Menurut Jaya, situasi tersebut justru bisa membuat Sriwijaya FC tampil lebih lepas dan berani, sehingga berpotensi merepotkan tim tuan rumah.
Di sisi lain, Persiraja justru berada dalam tekanan untuk meraih kemenangan di hadapan publik sendiri. Target tiga poin menjadi keharusan demi menjaga posisi di papan atas klasemen.
“Sementara kita sebagai tuan rumah harus menang, ini yang jadi beban buat kita. Tapi saya akan instruksikan kepada pemain untuk tidak memberikan kesempatan kepada mereka untuk berkembang dalam permainan,” tegasnya.
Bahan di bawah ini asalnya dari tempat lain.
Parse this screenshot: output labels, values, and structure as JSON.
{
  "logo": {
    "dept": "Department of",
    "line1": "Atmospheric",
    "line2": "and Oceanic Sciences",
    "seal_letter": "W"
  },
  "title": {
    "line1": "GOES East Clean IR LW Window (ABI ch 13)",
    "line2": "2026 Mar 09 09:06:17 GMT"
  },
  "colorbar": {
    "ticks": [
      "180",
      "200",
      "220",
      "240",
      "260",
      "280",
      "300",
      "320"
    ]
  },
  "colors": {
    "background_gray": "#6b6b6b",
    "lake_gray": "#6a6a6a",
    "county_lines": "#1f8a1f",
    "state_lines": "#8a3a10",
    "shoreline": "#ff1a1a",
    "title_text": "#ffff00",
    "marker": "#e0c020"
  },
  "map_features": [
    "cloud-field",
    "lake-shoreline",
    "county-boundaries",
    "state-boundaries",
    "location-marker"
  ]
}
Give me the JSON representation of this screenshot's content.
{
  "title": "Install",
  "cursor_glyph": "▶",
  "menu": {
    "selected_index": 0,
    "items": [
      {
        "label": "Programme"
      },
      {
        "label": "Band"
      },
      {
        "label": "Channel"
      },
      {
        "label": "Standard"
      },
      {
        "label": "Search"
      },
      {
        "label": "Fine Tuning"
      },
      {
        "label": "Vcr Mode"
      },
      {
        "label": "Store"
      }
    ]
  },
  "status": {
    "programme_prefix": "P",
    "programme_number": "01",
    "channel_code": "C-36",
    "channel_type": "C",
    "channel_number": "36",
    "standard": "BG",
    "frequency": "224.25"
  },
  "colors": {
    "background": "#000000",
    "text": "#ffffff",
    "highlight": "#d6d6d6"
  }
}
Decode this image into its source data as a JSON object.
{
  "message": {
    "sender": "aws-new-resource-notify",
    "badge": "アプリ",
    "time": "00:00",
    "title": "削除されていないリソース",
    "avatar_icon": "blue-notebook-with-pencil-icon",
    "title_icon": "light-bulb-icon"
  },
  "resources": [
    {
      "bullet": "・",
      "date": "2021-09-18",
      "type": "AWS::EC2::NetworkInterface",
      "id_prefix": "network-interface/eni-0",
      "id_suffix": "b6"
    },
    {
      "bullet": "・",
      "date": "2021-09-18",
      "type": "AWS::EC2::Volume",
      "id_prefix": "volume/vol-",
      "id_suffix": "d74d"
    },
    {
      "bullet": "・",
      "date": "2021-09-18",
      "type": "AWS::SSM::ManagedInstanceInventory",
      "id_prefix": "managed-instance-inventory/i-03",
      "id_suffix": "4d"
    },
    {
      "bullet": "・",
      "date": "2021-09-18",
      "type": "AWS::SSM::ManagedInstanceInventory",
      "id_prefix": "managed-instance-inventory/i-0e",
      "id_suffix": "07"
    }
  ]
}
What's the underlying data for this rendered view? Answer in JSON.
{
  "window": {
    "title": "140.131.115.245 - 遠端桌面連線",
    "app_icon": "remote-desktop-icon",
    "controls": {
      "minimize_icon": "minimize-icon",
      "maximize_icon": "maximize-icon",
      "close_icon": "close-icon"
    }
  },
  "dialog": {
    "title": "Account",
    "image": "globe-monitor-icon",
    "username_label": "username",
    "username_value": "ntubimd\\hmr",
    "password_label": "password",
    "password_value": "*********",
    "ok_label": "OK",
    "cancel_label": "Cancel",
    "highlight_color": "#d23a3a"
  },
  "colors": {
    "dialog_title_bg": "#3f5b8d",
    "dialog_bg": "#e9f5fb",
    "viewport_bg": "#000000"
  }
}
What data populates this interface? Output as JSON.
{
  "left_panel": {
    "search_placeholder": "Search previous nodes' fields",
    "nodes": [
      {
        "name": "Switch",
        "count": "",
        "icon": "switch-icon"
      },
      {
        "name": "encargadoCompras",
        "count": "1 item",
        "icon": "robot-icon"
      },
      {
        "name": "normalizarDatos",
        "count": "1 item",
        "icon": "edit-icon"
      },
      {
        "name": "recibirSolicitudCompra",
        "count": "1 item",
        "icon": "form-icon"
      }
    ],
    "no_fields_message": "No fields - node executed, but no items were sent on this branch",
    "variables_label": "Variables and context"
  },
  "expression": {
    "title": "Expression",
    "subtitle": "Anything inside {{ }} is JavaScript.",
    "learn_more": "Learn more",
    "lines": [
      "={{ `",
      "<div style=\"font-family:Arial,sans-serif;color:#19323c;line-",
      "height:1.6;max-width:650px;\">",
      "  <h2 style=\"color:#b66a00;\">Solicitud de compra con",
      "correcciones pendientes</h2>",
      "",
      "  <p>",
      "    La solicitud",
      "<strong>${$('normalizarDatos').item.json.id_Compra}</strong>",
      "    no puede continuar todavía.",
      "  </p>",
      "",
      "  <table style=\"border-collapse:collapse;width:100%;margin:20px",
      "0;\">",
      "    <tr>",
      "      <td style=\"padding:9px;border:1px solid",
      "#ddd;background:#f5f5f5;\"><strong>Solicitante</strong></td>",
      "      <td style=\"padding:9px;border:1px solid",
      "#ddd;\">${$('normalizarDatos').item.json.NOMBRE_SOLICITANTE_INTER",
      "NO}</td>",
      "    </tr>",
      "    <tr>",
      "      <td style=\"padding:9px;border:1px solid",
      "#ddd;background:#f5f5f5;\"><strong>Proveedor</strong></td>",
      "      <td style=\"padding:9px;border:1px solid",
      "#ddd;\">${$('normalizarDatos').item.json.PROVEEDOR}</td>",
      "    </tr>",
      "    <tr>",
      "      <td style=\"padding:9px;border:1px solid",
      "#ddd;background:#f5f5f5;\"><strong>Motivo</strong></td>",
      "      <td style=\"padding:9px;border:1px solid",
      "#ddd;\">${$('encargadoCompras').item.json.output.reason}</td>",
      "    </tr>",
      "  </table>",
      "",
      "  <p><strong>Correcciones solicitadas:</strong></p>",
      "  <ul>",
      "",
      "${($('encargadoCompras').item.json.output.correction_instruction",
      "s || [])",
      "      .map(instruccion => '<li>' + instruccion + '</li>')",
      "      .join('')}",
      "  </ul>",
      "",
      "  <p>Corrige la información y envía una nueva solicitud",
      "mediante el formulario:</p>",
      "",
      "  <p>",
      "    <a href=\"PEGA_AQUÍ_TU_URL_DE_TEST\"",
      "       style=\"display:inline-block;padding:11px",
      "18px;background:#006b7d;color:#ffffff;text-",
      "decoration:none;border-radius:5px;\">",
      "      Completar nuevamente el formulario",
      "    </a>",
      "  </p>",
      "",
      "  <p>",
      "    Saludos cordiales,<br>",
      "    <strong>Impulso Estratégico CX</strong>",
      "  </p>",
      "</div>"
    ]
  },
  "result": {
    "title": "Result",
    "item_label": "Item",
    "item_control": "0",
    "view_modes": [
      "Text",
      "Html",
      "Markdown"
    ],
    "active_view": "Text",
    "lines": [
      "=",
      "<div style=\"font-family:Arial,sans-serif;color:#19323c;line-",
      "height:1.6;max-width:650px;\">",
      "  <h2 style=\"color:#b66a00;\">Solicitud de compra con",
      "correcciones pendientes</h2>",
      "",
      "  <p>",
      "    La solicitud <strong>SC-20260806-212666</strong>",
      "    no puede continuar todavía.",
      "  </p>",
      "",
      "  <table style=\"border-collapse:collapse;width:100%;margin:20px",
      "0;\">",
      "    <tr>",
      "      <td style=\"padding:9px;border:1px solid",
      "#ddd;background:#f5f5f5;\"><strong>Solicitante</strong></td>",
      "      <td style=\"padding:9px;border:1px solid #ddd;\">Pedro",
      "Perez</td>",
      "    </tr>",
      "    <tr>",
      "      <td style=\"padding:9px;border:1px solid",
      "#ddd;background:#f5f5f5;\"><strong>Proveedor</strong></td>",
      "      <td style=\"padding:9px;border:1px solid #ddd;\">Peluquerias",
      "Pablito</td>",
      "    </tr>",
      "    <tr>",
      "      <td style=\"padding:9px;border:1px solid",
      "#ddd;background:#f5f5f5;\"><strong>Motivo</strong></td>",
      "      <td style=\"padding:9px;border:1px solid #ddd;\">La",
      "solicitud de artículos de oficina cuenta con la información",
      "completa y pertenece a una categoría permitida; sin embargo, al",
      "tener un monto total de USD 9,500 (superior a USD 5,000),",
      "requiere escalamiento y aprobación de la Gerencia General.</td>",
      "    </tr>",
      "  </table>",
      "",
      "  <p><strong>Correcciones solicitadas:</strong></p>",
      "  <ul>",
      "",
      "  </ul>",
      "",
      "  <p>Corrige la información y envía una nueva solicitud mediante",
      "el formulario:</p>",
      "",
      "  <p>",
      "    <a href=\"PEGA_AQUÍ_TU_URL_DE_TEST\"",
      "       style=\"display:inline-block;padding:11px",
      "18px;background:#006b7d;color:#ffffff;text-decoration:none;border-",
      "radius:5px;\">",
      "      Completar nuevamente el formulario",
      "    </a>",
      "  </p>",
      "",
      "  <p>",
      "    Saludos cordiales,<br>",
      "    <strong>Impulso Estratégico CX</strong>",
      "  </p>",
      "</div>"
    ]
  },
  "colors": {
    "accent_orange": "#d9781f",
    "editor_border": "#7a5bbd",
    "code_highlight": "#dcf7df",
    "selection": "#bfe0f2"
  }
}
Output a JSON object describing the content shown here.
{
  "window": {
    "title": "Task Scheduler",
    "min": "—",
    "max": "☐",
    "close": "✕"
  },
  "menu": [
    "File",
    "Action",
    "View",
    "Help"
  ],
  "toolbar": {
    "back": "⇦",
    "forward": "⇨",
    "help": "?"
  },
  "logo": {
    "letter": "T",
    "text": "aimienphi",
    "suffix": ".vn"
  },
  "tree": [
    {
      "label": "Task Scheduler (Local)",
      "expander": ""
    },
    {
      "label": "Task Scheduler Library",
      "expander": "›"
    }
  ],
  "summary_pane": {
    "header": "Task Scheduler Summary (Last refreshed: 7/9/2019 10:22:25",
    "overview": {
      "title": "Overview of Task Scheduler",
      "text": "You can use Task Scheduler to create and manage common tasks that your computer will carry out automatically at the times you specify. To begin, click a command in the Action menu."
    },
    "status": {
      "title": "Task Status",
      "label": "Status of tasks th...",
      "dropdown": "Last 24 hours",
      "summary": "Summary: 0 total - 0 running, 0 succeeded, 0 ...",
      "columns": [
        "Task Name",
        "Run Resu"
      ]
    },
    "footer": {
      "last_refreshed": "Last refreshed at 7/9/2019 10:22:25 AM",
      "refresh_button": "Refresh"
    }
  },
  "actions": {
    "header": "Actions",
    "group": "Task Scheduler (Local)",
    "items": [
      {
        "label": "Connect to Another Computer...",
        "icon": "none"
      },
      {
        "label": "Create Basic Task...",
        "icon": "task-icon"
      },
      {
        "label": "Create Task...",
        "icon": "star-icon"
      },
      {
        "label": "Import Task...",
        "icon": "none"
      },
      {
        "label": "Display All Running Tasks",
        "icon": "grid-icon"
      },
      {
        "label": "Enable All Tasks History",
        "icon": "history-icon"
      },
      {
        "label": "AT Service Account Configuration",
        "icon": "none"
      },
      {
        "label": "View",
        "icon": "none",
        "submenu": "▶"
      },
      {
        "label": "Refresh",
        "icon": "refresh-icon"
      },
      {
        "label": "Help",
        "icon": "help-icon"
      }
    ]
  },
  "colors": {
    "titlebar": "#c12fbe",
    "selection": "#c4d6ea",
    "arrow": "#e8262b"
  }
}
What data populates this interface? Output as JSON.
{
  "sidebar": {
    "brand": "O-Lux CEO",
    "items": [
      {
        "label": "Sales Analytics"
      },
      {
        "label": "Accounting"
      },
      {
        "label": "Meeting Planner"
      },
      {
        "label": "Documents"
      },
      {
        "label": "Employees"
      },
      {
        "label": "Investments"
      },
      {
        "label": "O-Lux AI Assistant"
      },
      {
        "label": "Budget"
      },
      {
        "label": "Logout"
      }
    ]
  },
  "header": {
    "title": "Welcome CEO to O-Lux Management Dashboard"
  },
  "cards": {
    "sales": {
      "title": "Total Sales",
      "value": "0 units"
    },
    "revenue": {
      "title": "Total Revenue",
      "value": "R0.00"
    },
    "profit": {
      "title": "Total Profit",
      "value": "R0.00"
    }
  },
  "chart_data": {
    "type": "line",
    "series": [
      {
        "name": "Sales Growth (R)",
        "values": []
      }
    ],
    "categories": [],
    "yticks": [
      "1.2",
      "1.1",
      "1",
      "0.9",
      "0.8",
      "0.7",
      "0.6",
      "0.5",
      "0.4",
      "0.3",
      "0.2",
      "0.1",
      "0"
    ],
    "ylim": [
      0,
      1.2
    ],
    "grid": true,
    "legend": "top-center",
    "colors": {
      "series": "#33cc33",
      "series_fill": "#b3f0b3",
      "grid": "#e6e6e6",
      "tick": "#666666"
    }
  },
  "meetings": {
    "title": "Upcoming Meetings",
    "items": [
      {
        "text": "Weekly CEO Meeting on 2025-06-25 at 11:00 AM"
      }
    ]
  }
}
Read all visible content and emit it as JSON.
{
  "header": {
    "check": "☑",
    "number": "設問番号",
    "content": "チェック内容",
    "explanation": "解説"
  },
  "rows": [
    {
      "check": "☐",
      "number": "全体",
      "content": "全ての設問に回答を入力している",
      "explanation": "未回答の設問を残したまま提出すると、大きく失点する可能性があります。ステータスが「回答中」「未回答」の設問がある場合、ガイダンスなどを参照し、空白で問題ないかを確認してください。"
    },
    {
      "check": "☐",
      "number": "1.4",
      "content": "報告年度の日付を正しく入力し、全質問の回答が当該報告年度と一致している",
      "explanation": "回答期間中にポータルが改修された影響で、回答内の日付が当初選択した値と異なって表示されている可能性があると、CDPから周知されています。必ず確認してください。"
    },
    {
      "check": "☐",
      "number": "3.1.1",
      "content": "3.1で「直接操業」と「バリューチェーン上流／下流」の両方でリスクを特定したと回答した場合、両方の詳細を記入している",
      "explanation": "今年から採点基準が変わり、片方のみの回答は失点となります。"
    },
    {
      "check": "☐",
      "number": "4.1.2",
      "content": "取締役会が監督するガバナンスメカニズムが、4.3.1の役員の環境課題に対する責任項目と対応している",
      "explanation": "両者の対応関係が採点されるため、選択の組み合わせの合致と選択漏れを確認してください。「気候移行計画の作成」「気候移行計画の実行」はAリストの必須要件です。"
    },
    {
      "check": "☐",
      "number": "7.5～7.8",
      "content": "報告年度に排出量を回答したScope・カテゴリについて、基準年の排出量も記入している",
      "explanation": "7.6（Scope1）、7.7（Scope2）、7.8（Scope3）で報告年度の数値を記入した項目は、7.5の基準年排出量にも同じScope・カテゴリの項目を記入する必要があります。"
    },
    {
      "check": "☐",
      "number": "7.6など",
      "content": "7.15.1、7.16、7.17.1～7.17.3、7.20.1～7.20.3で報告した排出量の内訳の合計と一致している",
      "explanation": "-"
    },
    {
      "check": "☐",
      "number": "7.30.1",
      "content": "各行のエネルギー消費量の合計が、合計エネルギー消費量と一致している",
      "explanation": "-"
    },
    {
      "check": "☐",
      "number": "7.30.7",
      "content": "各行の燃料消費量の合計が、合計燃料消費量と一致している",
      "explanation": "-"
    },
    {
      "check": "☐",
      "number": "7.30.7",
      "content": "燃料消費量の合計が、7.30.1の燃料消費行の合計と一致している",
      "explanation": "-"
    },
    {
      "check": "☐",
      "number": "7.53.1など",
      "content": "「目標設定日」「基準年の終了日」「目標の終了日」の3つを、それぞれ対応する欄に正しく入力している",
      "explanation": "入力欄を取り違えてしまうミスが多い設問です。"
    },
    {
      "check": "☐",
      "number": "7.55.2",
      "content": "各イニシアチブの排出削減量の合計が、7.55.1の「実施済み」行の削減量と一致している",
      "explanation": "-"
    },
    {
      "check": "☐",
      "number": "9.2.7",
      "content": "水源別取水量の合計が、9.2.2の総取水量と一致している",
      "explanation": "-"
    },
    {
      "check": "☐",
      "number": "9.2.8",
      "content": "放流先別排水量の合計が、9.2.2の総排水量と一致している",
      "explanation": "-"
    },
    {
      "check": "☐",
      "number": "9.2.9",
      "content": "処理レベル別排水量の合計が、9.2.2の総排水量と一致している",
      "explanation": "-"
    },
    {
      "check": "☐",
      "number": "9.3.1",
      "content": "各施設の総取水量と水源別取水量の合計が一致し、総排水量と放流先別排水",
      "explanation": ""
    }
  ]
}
Jaya juga memberikan kabar terkait kondisi skuat, khususnya pemain asing andalan, Omid, yang sebelumnya masih dalam perjalanan. “Omid belum kembali karena masih dalam perjalanan. Tapi dia bisa masuk starting, dan saya rasa kondisinya cukup bagus,” tambahnya.
Dengan situasi tersebut, laga Persiraja kontra Sriwijaya FC diprediksi berlangsung menarik. Tuan rumah dituntut tampil disiplin dan fokus penuh, sementara tim tamu berpotensi tampil lepas tanpa tekanan, kombinasi yang kerap menghadirkan kejutan di lapangan.